The best working writer/director working in cinema today makes not just one important, vibrant, upsetting, angry, brilliant collection of films.  No.  He makes 5 of them.  The Small Axe series consists MangroveLover’s RockRed White and BlueAlex Wheatle, and Education.  These are not just polemic films but cinema that’s alive, clear-eyed, and direct.  McQueen working with co-screenwriters Alastair Siddon and Courrtia Newland they create five films that are distinctly unique but thematically linked by race.  Mangrove the centerpiece is a piece of filmmaking that should make any angered in this era of Police brutality.  Lover’s Rock a film of music, dance, movement, and a moment of freedom from oppression.  Red White and Blue tells the true story of Leroy Leon a Black Police Officer attempting to change things from the inside.  Alex Wheatle is the true story of a Young Adult author who fell through the cracks in the system.  Education tells the tale of a family dealing with their son’s school problems.  They are more than just their plots. 

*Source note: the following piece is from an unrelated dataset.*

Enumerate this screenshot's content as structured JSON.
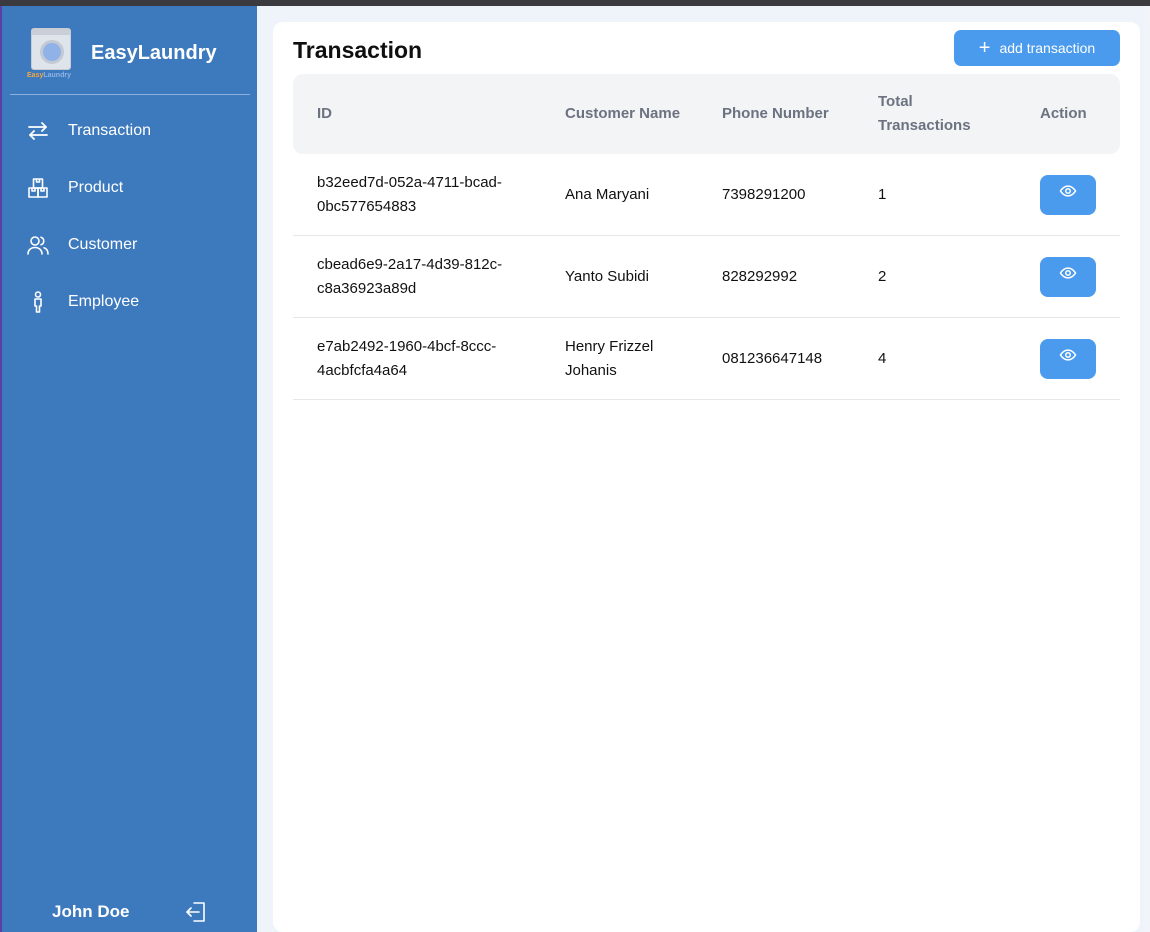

Each film is packed with amazing performances.  Shaun Parkes the owner of Mangrove restaurant that sparks a revolution.  Amarah Jae St. Aubyn as a young woman sneaking out of her strict home to attend a block party.  John Boyega as a man who decides to change the Police Department from the inside.  Sheyi Cole as a child abused by the social welfare system.  Kenyah Sandy as a 12-year-old who is pushed into a “special school”.  There are so many more that one could spend hours discussing them.  

Apart they each are the best film of the year.  Together they form a collection of films that show a Master Filmmaker at the peak of his prowess and powers in his medium.